The musician and humanitarian Flea, known not only for his art but for his deep conscience, once declared: “The last thing that should happen is funding cut for education; it should be increased. We need to put more money towards education, and anything else is abusive.” Though these words come from an artist of the modern age, they resound with the moral weight of an ancient truth — that the soul of a nation is not measured by its riches, but by how it nurtures the minds of its children. Flea’s cry is not merely political; it is prophetic. For when education is starved, the very heart of civilization begins to weaken.
In the voice of Flea, one hears the lament of all wise men through history — that the wealth of kingdoms means nothing if the people dwell in ignorance. The ancient philosophers of Greece, China, and India all understood that education is the lifeblood of virtue and progress. Plato taught that the downfall of society begins when the young are no longer guided toward truth. Confucius declared that to educate one person is to transform a family, a nation, and the world. Flea, standing in this lineage of moral visionaries, reminds our age — an age dazzled by technology yet blind to empathy — that the abandonment of education is not just neglect, it is abuse. For when a society denies its children knowledge, it denies them their future.
The word “abusive,” as Flea uses it, is fierce and deliberate. He calls it abuse because such neglect wounds the innocent. To cut funding for schools is to cut away the very roots of human growth. It condemns the poor to poverty, the dreamer to despair, and the gifted to silence. It is a cruelty not of the whip, but of indifference — a moral blindness that leaves generations crippled in spirit. And so, his words rise like a warning bell to all who would place greed before learning, profit before progress. Education, he reminds us, is not an expense; it is the foundation of justice, equality, and peace.

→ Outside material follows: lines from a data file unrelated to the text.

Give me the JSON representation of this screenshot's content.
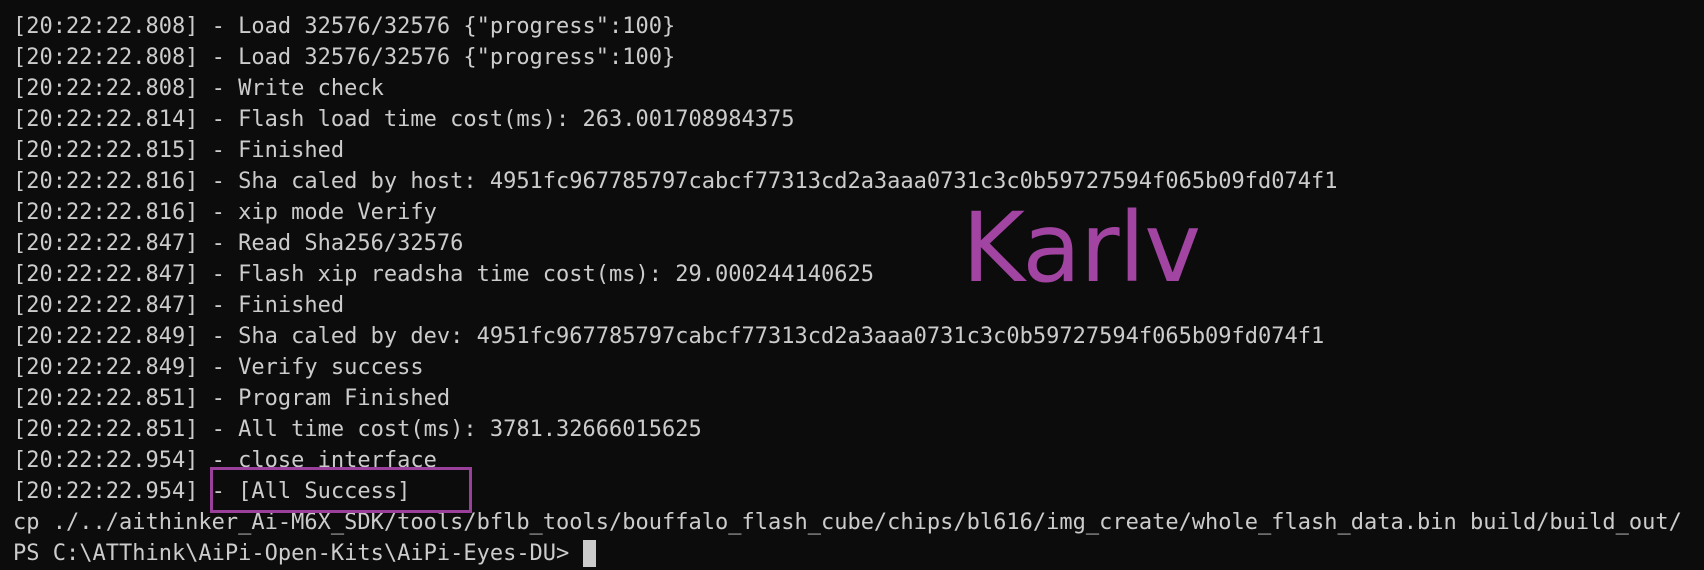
{
  "terminal": {
    "lines": [
      "[20:22:22.808] - Load 32576/32576 {\"progress\":100}",
      "[20:22:22.808] - Load 32576/32576 {\"progress\":100}",
      "[20:22:22.808] - Write check",
      "[20:22:22.814] - Flash load time cost(ms): 263.001708984375",
      "[20:22:22.815] - Finished",
      "[20:22:22.816] - Sha caled by host: 4951fc967785797cabcf77313cd2a3aaa0731c3c0b59727594f065b09fd074f1",
      "[20:22:22.816] - xip mode Verify",
      "[20:22:22.847] - Read Sha256/32576",
      "[20:22:22.847] - Flash xip readsha time cost(ms): 29.000244140625",
      "[20:22:22.847] - Finished",
      "[20:22:22.849] - Sha caled by dev: 4951fc967785797cabcf77313cd2a3aaa0731c3c0b59727594f065b09fd074f1",
      "[20:22:22.849] - Verify success",
      "[20:22:22.851] - Program Finished",
      "[20:22:22.851] - All time cost(ms): 3781.32666015625",
      "[20:22:22.954] - close interface",
      "[20:22:22.954] - [All Success]",
      "cp ./../aithinker_Ai-M6X_SDK/tools/bflb_tools/bouffalo_flash_cube/chips/bl616/img_create/whole_flash_data.bin build/build_out/"
    ],
    "prompt": "PS C:\\ATThink\\AiPi-Open-Kits\\AiPi-Eyes-DU>"
  },
  "watermark": "Karlv",
  "colors": {
    "background": "#0c0c0c",
    "text": "#cccccc",
    "annotation": "#9a3f9a",
    "watermark": "#a245a2"
  }
}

History bears witness to this truth. When Japan emerged from the ashes of World War II, its leaders understood that their greatest resource was not steel or oil, but education. They rebuilt not only their cities, but their schools. Teachers became heroes, classrooms became sanctuaries, and within a generation, Japan rose from ruin to prosperity. In contrast, nations that have neglected learning — that have spent their treasure on weapons or vanity while starving their schools — have fallen into decay. Their monuments crumble, their wealth fades, but the scars of ignorance endure for centuries.
Flea’s passion also springs from his own life. Born into hardship, raised in instability, he found salvation not through privilege but through creativity, music, and self-expression — all fruits of education in its truest sense: the awakening of potential. He knows, from his own journey, that when a child’s curiosity is fed, their destiny changes. But when it is ignored, their fire dims. To him, every dollar denied to education is a door closed in the face of possibility, a betrayal of the next generation’s brilliance.

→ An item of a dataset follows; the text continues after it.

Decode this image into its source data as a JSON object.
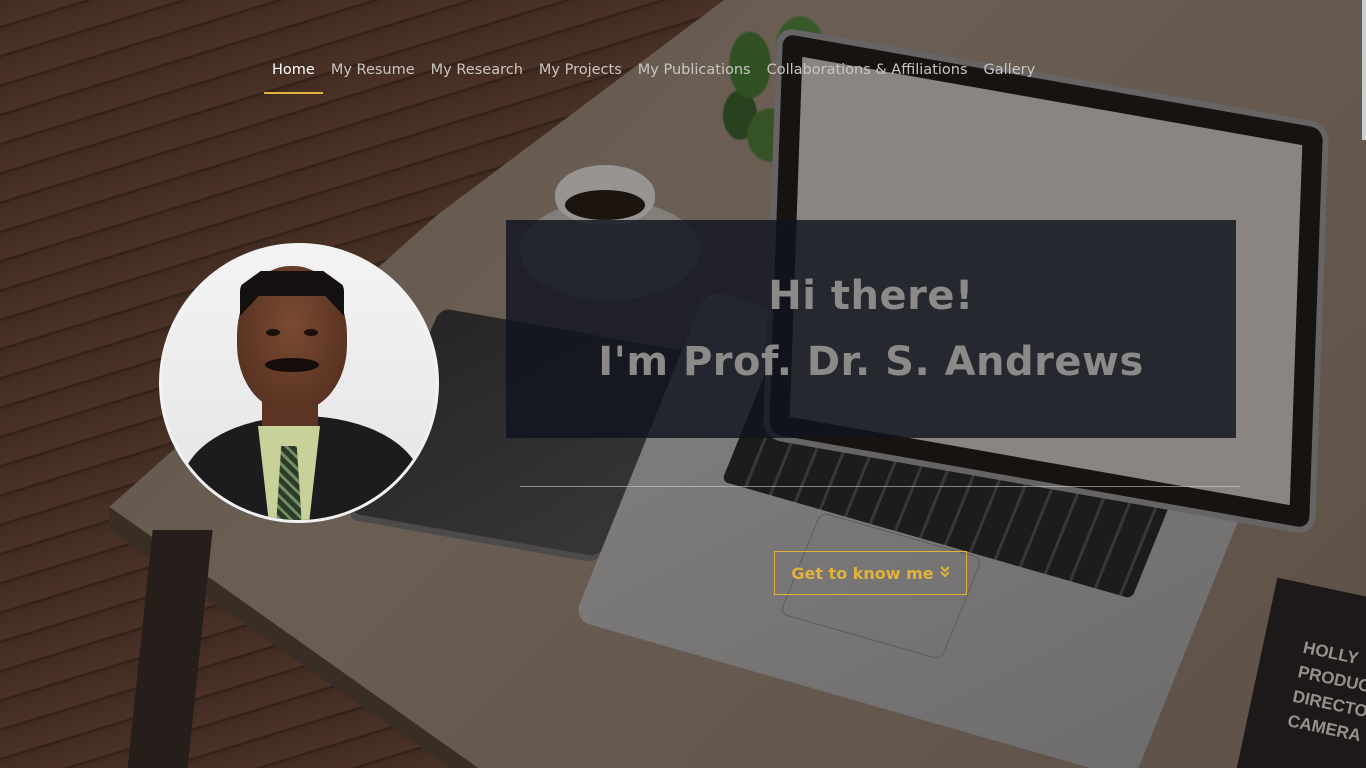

And so, his call is not just for more money, but for reverence — for society to once again treat education as sacred. To fund schools is not merely to build walls and buy books, but to invest in human dignity. The teacher’s wage, the scholar’s tool, the student’s desk — these are the true treasures of civilization. They are the seeds from which inventors, healers, artists, and leaders will bloom. To withhold from them is to commit a sin against humanity’s own future.
Let every leader, every parent, every citizen hear this truth: education is the breath of civilization. Without it, freedom withers and progress dies. The wealth of nations must flow first to the minds of its youth, for they are the architects of tomorrow. To cut education is to steal light from the dawn, but to invest in it is to ensure that dawn never fades.
Thus, remember the wisdom hidden in Flea’s words: to fund education is not charity — it is justice. To protect it is not optional — it is sacred duty. Let us each, in our own way, become guardians of learning: by supporting teachers, cherishing books, and nurturing curiosity wherever it appears. For a nation that feeds the mind will always find its strength renewed, its spirit alive, and its destiny — forever ascending.